Several industry players Marketing spoke to collectively agreed that fake reviews on e-commerce websites are “a serious threat” to their credibility in the eyes of consumers. Steven Yap, head of digital at Kingdom Digital Solutions Malaysia, said that despite the short term gain, companies risk losing its credibility and reputation. This comes as consumers are now getting smarter, and are able to discern genuine reviews from fake/insincere ones when researching a purchase.
“As the saying goes, people will always remember the things you did wrong and forget all the things you did right. Consumer trust is now most valuable for a brand and it takes time to build that relationship with consumers. One mistake can change everything,” Yap added.
How brands can safeguard themselves against fake reviews
While there may not be a foolproof way to sniff out fake reviews currently, Yap said it is incredibly important that e-commerce players put in the relevant measures to identify suspicious user behaviour on site.

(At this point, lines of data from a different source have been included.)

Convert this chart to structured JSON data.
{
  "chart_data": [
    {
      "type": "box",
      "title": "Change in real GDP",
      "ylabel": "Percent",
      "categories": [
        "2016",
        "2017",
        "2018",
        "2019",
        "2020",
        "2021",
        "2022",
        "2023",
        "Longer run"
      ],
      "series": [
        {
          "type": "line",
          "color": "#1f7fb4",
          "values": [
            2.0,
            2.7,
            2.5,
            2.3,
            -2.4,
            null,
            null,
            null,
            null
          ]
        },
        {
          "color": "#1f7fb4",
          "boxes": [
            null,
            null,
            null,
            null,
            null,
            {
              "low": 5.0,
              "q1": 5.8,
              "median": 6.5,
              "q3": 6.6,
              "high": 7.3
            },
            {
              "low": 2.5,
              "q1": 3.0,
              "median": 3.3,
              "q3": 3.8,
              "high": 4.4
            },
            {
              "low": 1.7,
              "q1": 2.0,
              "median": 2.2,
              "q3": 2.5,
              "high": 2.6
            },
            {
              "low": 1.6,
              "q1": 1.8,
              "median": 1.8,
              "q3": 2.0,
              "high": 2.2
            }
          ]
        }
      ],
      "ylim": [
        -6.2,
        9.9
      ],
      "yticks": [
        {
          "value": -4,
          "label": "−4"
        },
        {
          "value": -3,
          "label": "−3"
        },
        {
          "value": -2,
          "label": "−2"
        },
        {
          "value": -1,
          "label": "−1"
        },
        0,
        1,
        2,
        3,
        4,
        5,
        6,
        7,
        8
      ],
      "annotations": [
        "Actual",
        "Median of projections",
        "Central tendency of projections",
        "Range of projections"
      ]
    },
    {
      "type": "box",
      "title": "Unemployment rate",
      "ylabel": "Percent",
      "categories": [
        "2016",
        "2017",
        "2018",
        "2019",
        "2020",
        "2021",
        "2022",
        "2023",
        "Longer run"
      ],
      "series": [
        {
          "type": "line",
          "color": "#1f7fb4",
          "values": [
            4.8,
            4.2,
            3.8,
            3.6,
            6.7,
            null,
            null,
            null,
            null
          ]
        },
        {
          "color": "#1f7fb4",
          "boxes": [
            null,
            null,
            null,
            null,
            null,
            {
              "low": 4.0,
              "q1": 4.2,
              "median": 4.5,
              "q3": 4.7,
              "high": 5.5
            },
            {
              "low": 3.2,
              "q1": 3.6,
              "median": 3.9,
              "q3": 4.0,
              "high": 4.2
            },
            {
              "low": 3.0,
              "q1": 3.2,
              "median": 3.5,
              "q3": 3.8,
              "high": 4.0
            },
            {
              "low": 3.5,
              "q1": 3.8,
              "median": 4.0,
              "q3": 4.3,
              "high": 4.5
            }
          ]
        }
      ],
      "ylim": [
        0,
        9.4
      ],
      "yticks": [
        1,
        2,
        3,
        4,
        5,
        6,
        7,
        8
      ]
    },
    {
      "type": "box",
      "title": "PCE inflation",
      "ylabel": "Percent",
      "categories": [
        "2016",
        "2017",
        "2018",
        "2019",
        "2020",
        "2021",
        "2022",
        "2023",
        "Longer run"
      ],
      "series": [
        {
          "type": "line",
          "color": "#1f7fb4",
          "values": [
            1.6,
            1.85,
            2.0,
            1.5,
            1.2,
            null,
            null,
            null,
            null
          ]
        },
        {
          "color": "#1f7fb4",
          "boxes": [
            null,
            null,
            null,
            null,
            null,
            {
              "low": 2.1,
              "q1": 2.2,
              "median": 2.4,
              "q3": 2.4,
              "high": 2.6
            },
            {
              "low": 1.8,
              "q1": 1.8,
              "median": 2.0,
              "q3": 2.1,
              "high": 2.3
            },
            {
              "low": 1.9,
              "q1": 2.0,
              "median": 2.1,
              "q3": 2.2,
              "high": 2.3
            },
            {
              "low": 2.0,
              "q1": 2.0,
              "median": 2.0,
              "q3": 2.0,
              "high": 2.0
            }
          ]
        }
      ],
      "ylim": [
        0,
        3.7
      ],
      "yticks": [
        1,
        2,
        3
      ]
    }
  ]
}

This includes a spike in reviews for a certain product/seller in a short amount of time or multiple reviews that looks like it has been “cut-and-paste”. Reviews should also be filtered by verifying its authenticity based on the user’s profile, transaction history, and also past reviews.
Agreeing with Yap, Prantik Mazumdar, managing partner at Happy Marketer, added that e-commerce brands must find ways to solve this problem. This can be through automated or manual verification of the authenticity of user profiles and their past purchases, and through culling of fake profiles/false reviews. This is similar to how Facebook culls fake/duplicate users every year. Mazumdar added:
e-commerce brands need to ensure that fake reviews don’t exceed the 5% to 10% of their overall reviews to ensure that people continue to trust their platforms.
“Fake news and fake reviews are a bane of the digital era – and are an unfortunate by-product of the Internet democratising information flow. It’s a necessary evil that we will have to manage and live it for the foreseeable future,” Mazumdar added.
Also weighing in is Hemanth Magal, consulting partner, Ogilvy Consulting, who explained that brands also need to work together with e-commerce platforms to counter fake reviews. Additional measures include verifying product purchase and users, memberships, using algorithms, and linking reviewers to their social media accounts for recognition.
“e-commerce platforms are aware of the issues surrounding fake reviews and have created some standardised procedures to prevent it. Adding to the issue of fake reviews, more people are now searching on e-commerce platforms for product pages and reviews, rather than websites,” Magal added.